代码是:
#!/bin/bash
ips[0]='192.168.0.1'
ips[1]='192.168.0'
ips[2]='255.255.255.256'
ips[3]='123.123.123.123.123'
ips[4]='a.b.c.d'
ips[5]='255.255.255.255'
ips[6]='0.0.0.0'
ips[7]='192.168.1.1'
ips[8]='4.2.2.2'
regex="^((25[0-5]|2[0-4][0-9]|[01][0-9][0-9]|[0-9]{1,2})[.]){3}(25[0-5]|2[0-4][0-9]|[01][0-9][0-9]|[0-9]{1,2})$"

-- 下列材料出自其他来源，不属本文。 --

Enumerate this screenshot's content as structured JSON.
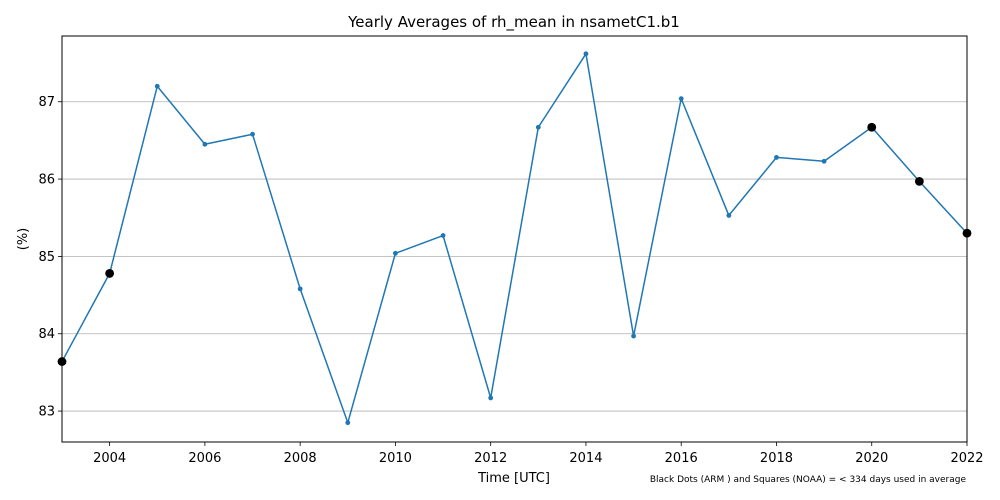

regexVar=$(printf "\033[33mSaved in a VARIABLE\033[0m")
regexStr=$(printf "\033[34mIs a STRING\033[0m")
validOut=$(printf "\033[32mValid\033[0m")
invalidOut=$(printf "\033[31mInvalid\033[0m")
noQuotes="NO quotes"
singleQuotes="Single quotes"
doubleQuotes="Double quotes"
printStyle="%-25s %-10s %-20s %-10s\n"
printTitle=$(printf "${printStyle}" "IP Address" "Validity" "Regex" "Quote Type")
print2ndLine=$(printf "${printStyle}" "====================" "==========" "====================" "==========")
function validIP1a() {
echo "${printTitle}"
echo "${print2ndLine}"
for (( i=0; i<${#ips[@]}; i++ )); do
if [[ "${ips[i]}" =~ $regex ]]; then
printf "${printStyle}" "${ips[i]}" "${validOut}" "${regexVar}" "${noQuotes}"
else
printf "${printStyle}" "${ips[i]}" "${invalidOut}" "${regexVar}" "${noQuotes}"
fi
done
}
validIP1a
输出是:
预期输出是:
为什么我无法得到预期的结果?怎么解决呢?
答案1
因为printf统计了设置颜色的转义码中的字符;它不知道它们实际上并没有打印。您需要将它们放在固定长度格式化 ( %-20s) 字符串之外。在这里比较两个printf:
#!/bin/bash
green=$'\033[32m'
yellow=$'\033[33m'
normal=$'\033[0m'
printf "1234567890123456789012345678901234567\n";
printf "%-20s %s\n" "${yellow}some string${normal}" "next col"
printf "${yellow}%-20s${normal} %s\n" "some string" "next col"
输出应如下所示:
当然,如果颜色可以改变,我们可以把它放在另一个变量中:
printf "%s%-20s${normal} %s\n" "$green" "some string" "next col"
答案2
您可能想要计算validOut和中的字符数invalidOut;我数了数,每一个都超过10个:
# 11 11111
# 1 2245678901 23456
validOut=$(printf "\033[32mValid\033[0m")
invalidOut=$(printf "\033[31mInvalid\033[0m")
请记住,穷人printf不可能知道其中一些字符是不可见的并会改变颜色...您请求一个至少包含 10 个字符的左对齐字段,然后继续用超过 10 个字符的字符串填充它;难怪结果不是垂直对齐的。